Nie ma to jak nastawiać się na jeszcze nie wydany produkt :)
Wideo zapowiedzi sugerują nam dużo odnoście wykorzystanych mechanik, elementów rozgrywki czy fabuły, lecz nie ma co mówić na przód o tym, jak gra może wyglądać finalnie, sugerując się jedynie zwiastunami. One mają na celu wzbudzić ciekawość i zainteresowanie potencjalnych graczy, może stąd tak duża ilość fajerwerków, jak to sama określiła Madame Loutino, by przyciągnąć możliwie jak najszersze grono odbiorców.
Z założenia, ma być to gra stająca w szranki z najpopularniejszymi sandboksami. Gatunek ten za sprawą serii Grand Theft Auto odnosi aktualnie największe sukcesy na rynku gier, dlatego nie bez powodu Twórcy tak wychwalają swój produkt. Ma im w mniejszym bądź większym stopniu dorównać. No... wygenerować też przyzwoite dochody.

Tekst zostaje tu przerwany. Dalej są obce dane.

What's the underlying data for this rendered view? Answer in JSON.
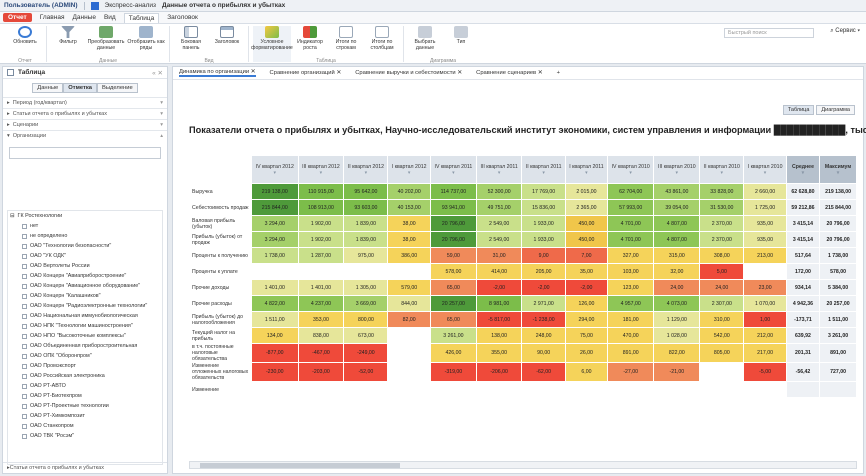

Gry z otwartym światem, z resztą sama w sobie dzisiejsza elektroniczna rozgrywka skupia się na ludziach młodych. (Czy kiedyś było inaczej...?) nie do końca... lecz dzisiejsze pokolenie graczy nastawione jest na wartką akcję i ogrom, przygodę, piękno przedstawionego świata. Dobra fabuła to dziś może nie rzadkość, lecz element, który trafia na dalszy plan. Zobaczymy, jak to będzie w przypadku trzeciej odsłony Mafii. W tym konkretnym przypadku postawienie gameplayu ponad fabułę będzie swoistym zbezczeszczeniem serii. To moja jedyna obawa.

Poza tym... Watch Dog's uczy... ;-) Mam nadzieję, że się tylko mylę z takim porównaniem.

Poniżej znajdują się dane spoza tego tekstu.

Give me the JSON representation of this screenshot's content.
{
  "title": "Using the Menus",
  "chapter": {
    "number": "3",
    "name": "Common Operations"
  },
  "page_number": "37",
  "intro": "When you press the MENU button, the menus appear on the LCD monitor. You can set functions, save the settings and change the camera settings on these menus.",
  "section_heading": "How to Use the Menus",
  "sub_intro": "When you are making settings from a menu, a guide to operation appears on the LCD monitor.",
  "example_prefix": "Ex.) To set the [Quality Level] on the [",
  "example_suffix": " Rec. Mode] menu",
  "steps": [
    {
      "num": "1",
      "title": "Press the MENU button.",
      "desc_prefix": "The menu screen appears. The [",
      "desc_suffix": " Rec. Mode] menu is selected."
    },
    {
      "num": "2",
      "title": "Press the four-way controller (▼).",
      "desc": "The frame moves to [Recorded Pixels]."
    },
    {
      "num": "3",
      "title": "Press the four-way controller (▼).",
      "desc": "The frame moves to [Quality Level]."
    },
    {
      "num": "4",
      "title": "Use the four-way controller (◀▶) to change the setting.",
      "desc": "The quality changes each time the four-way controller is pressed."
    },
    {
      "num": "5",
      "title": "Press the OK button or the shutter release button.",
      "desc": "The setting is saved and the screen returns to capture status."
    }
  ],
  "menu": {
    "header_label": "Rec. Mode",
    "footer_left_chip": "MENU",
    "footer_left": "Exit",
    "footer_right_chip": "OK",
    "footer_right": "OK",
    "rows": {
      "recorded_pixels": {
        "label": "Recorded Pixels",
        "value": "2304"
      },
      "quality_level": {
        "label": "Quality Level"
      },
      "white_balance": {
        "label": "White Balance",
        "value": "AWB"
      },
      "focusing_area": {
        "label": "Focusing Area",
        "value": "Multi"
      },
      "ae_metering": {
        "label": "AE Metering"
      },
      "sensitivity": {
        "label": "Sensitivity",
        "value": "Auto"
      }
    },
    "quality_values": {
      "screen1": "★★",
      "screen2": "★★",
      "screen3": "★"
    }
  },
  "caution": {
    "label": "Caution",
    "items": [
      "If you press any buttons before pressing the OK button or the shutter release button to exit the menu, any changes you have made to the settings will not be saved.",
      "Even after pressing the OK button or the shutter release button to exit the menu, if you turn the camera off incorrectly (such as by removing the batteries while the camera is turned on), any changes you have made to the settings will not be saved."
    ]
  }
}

A ja tam obaw już nie mam. Po tym, co zobaczyłem - screeny, zagraniczne newsy i trailery upewniły mnie, że w sumie nie ma się o co bać, pozostaje tylko mieć nadzieje, a jakie ja mam nadzieje w związku z Mafią III? Chyba tylko jedną - mam nadzieję, że ta gra da mi wiele godzin radochy, tak jak poprzednie części.
„An eye for an eye makes the whole world blind.”
~Mahatma Gandhi
Ja mam tylko obawy o efekty uszkadzania pojazdow
„Rozumiecie, ważne jest, aby umieć zachować równowagę. Równowaga – to dobre słowo. Bo facet, który chce zbyt dużo od życia ryzykuje, że straci absolutnie wszystko. Natomiast facet który zbyt mało chce, może w ogóle nic nie dostać.”